Con la Passione di Cristo davanti agli occhi, migliaia di anime hanno accettato le sofferenze, sopportandole spesso con un sorriso sulle labbra, confortando gli afflitti parenti ed amici, diventando spesso e per anni il centro di un vasto movimento spirituale e di meditazione, sollevando con le loro parole di incoraggiamento medici e infermieri, costretti ad applicare dolorose cure.
La sofferenza vissuta da ragazzi, adolescenti e giovani è ancora più straziante, perché oltre il dolore è visibile una vitalità tipica dell’età, compressa e bloccata dal male e dallo stare a letto. Inoltre, in tanti colpisce la serenità e l’accettazione della volontà di Dio, a volte difficile a trovarsi negli adulti.

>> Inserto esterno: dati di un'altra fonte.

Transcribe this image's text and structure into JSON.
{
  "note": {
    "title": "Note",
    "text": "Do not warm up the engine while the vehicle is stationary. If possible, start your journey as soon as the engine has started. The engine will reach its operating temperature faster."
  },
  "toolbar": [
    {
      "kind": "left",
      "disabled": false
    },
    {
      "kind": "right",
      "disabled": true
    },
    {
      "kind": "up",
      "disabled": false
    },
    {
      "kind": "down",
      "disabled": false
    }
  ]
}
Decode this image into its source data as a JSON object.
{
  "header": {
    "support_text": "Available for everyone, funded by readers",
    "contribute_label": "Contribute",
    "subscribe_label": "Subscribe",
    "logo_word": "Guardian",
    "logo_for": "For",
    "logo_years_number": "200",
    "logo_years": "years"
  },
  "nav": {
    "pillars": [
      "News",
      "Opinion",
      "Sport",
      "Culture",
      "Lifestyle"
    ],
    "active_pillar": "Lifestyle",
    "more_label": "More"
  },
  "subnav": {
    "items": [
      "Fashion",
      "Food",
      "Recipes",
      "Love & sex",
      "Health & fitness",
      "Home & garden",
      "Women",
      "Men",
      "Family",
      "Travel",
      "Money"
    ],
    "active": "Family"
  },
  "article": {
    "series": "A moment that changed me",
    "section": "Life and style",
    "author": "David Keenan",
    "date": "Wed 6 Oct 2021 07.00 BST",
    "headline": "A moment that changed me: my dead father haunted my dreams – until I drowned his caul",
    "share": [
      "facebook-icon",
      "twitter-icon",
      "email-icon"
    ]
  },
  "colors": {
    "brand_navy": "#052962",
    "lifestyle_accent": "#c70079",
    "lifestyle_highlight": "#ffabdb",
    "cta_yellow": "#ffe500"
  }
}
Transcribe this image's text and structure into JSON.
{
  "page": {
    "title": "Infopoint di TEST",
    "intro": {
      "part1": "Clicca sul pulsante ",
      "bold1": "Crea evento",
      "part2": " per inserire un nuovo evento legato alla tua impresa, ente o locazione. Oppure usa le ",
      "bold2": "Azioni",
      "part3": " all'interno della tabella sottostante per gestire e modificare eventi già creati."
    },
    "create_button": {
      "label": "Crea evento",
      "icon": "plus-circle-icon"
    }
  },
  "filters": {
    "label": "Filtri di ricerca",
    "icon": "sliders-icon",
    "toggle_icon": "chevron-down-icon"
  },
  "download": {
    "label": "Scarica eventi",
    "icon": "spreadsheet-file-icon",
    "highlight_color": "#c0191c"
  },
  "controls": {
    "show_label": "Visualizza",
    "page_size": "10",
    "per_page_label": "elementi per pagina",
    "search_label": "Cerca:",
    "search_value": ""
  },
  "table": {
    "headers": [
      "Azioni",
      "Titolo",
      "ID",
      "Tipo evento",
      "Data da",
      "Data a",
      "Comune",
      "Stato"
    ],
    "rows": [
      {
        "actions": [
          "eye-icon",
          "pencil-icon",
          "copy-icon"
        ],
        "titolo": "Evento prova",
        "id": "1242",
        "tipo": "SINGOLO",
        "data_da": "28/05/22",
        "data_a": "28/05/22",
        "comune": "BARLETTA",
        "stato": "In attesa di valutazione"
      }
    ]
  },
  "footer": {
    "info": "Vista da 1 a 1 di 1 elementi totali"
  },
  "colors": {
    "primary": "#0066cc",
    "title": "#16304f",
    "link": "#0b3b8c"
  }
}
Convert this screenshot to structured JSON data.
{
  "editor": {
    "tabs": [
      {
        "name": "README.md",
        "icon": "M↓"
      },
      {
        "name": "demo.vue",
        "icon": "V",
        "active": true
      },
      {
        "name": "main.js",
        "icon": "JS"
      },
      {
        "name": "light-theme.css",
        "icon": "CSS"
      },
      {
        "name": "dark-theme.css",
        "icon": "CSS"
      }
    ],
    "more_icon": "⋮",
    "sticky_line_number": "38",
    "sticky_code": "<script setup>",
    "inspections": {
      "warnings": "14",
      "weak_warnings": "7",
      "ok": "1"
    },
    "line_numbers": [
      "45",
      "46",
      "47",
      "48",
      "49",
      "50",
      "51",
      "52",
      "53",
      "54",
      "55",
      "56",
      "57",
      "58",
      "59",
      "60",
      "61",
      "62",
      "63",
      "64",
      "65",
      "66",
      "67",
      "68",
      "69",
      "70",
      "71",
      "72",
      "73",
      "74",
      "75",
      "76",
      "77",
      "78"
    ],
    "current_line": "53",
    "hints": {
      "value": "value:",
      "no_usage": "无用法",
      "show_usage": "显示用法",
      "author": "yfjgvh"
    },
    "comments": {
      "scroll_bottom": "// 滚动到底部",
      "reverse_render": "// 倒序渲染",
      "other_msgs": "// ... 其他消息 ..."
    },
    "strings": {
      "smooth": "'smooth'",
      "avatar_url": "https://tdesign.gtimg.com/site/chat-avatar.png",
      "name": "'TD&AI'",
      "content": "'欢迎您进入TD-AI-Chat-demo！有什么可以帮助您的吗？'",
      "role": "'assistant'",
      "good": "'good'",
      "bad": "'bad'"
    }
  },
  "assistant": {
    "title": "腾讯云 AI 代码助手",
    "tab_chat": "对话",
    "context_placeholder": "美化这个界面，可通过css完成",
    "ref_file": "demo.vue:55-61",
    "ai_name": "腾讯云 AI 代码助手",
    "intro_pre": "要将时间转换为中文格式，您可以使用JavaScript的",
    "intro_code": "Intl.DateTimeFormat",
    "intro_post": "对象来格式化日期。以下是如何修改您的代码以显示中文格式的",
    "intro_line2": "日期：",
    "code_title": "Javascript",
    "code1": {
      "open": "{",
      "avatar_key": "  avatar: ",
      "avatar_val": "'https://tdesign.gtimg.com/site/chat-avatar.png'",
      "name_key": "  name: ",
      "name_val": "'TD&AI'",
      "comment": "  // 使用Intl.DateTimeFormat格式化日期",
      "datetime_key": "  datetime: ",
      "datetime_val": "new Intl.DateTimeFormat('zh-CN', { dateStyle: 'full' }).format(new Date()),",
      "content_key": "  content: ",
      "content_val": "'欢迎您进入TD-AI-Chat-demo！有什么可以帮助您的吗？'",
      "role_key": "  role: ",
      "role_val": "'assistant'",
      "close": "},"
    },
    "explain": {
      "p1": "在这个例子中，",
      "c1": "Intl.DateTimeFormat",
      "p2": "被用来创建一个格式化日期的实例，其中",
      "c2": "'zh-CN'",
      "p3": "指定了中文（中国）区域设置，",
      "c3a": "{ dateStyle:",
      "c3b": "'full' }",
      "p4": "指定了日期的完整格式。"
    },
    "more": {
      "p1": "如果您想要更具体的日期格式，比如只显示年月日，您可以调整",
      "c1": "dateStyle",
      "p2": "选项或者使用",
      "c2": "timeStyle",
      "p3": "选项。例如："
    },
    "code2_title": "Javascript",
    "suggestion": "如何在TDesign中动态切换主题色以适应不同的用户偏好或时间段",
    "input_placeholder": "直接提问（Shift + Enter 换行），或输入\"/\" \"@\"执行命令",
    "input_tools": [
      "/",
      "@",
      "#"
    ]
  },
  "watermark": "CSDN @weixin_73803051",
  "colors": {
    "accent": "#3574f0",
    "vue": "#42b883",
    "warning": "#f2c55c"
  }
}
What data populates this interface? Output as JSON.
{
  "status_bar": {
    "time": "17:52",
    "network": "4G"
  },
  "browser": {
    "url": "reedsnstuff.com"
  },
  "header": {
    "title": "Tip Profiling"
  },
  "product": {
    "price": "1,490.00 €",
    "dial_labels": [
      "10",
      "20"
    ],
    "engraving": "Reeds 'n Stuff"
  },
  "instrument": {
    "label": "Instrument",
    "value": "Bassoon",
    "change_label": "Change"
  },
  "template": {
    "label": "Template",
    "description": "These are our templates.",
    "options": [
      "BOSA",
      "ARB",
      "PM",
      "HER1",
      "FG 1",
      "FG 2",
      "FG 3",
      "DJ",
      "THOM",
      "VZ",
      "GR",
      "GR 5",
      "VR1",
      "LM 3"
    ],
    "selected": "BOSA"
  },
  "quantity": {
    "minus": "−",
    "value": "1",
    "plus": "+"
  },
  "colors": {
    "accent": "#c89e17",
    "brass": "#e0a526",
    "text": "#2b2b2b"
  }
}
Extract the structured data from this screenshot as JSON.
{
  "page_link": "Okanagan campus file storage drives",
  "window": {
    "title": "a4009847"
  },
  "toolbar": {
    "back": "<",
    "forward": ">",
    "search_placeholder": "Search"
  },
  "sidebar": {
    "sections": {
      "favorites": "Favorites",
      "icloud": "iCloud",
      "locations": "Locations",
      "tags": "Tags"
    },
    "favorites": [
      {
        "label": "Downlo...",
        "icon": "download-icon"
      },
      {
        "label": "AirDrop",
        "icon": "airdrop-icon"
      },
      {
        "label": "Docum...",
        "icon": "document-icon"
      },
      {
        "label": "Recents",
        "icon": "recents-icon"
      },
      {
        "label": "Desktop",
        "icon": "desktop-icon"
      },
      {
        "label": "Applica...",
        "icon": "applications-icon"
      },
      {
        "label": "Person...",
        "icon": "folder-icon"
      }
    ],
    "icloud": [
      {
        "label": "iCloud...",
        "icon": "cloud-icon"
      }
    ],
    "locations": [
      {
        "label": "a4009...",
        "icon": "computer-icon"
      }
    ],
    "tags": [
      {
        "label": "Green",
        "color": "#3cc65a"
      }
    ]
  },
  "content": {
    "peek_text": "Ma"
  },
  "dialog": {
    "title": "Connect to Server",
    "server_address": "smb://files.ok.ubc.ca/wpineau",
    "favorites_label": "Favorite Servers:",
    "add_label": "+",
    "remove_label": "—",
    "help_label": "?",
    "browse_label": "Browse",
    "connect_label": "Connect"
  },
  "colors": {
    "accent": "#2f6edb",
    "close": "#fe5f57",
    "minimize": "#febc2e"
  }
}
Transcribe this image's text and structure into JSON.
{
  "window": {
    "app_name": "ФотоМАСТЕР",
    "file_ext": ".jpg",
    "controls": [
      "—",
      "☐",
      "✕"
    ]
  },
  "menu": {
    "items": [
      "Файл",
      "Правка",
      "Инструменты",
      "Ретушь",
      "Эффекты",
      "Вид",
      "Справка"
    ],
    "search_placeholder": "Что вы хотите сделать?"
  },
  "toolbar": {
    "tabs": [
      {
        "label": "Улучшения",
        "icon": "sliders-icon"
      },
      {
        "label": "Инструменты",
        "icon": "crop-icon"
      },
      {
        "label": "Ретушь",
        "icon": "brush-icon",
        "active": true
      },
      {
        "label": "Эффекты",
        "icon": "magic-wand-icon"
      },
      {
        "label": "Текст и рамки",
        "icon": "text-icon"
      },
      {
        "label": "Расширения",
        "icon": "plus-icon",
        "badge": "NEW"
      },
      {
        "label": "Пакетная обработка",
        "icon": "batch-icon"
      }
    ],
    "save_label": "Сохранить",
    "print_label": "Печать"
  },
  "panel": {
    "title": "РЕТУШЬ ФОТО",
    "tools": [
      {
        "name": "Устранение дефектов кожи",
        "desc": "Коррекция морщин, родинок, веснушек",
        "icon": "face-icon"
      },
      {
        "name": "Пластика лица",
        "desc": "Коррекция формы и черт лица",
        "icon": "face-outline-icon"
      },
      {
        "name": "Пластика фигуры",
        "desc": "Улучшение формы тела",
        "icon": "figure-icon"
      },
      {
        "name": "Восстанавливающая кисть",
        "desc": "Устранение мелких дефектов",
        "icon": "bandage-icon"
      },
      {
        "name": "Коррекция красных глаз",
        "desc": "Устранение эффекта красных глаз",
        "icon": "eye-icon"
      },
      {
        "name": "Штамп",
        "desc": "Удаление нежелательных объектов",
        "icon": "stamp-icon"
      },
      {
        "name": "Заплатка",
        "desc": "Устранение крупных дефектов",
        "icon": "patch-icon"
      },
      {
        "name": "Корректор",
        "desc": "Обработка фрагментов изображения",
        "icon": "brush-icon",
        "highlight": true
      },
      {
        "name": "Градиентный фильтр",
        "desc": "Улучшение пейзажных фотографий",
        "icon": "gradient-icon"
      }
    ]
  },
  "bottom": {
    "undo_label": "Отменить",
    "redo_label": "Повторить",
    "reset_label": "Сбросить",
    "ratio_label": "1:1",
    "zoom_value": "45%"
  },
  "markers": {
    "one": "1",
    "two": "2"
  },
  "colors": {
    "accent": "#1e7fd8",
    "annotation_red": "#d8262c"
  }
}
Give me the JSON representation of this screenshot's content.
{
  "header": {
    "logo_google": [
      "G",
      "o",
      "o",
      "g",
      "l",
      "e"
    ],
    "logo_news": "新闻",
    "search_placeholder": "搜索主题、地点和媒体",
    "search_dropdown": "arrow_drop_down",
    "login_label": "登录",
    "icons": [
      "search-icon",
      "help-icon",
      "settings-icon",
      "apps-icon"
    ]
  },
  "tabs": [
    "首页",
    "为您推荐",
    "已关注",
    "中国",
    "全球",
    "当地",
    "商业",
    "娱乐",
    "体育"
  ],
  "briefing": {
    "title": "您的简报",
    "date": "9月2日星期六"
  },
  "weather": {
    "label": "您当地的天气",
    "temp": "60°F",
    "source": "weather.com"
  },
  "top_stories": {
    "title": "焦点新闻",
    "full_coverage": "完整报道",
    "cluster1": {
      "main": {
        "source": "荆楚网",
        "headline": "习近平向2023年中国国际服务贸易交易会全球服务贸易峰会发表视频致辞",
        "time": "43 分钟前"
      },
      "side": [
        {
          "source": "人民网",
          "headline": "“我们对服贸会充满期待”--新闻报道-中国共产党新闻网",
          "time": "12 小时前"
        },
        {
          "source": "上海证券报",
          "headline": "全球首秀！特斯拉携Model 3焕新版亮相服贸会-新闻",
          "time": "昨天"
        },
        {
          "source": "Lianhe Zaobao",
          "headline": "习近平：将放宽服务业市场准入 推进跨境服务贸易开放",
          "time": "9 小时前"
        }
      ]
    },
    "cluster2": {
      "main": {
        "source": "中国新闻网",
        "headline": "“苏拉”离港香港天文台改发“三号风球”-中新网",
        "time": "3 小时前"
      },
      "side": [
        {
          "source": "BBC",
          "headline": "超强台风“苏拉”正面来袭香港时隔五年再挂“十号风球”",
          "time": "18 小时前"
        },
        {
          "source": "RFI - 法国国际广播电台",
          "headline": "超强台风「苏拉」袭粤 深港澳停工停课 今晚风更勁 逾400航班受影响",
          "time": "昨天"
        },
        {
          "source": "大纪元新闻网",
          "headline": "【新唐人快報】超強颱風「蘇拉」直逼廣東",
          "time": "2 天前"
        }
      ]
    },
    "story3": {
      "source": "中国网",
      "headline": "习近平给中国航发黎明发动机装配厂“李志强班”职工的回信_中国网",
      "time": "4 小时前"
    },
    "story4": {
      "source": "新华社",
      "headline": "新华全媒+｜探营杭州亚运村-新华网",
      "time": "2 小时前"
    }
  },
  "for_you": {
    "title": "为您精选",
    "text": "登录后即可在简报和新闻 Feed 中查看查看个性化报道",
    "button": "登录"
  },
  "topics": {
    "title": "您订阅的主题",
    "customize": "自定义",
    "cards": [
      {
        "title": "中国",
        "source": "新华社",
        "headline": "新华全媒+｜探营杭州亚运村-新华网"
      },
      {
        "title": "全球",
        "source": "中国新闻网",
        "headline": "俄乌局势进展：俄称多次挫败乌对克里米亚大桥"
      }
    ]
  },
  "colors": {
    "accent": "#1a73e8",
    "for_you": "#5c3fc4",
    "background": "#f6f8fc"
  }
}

La Chiesa, le comunità parrocchiali e civili, le associazioni e i movimenti, gli stessi parenti ed amici hanno provveduto, dopo la loro morte, a trasmettere in vari modi i messaggi emanati con la loro, sia pur breve, vicenda terrena, ma soprattutto ad additarne gli esempi al distratto, convulso, frettoloso, mondo dei giovani d’oggi. Alcuni sono Servi di Dio, altri Venerabili o già Beati e Santi, altri ancora vengono definiti Testimoni della fede del nostro tempo. Alla prima categoria appartiene Francesco Maione.
Infanzia e primi anni
Nacque il 2 ottobre 1840 a Sant’Anastasia, comune in provincia di Napoli e diocesi di Nola, alle falde del Vesuvio, famoso per il Santuario della Madonna dell’Arco e perché luogo d’origine del chierico barnabita Francesco Maria Castelli, morto a 19 anni nel 1771 (attualmente Venerabile). I suoi genitori, Sabato Maione e Teresa Pellegrino, erano tanto poveri quanto religiosi: lui era contadino, mentre lei era esperta nella lavorazione della lana.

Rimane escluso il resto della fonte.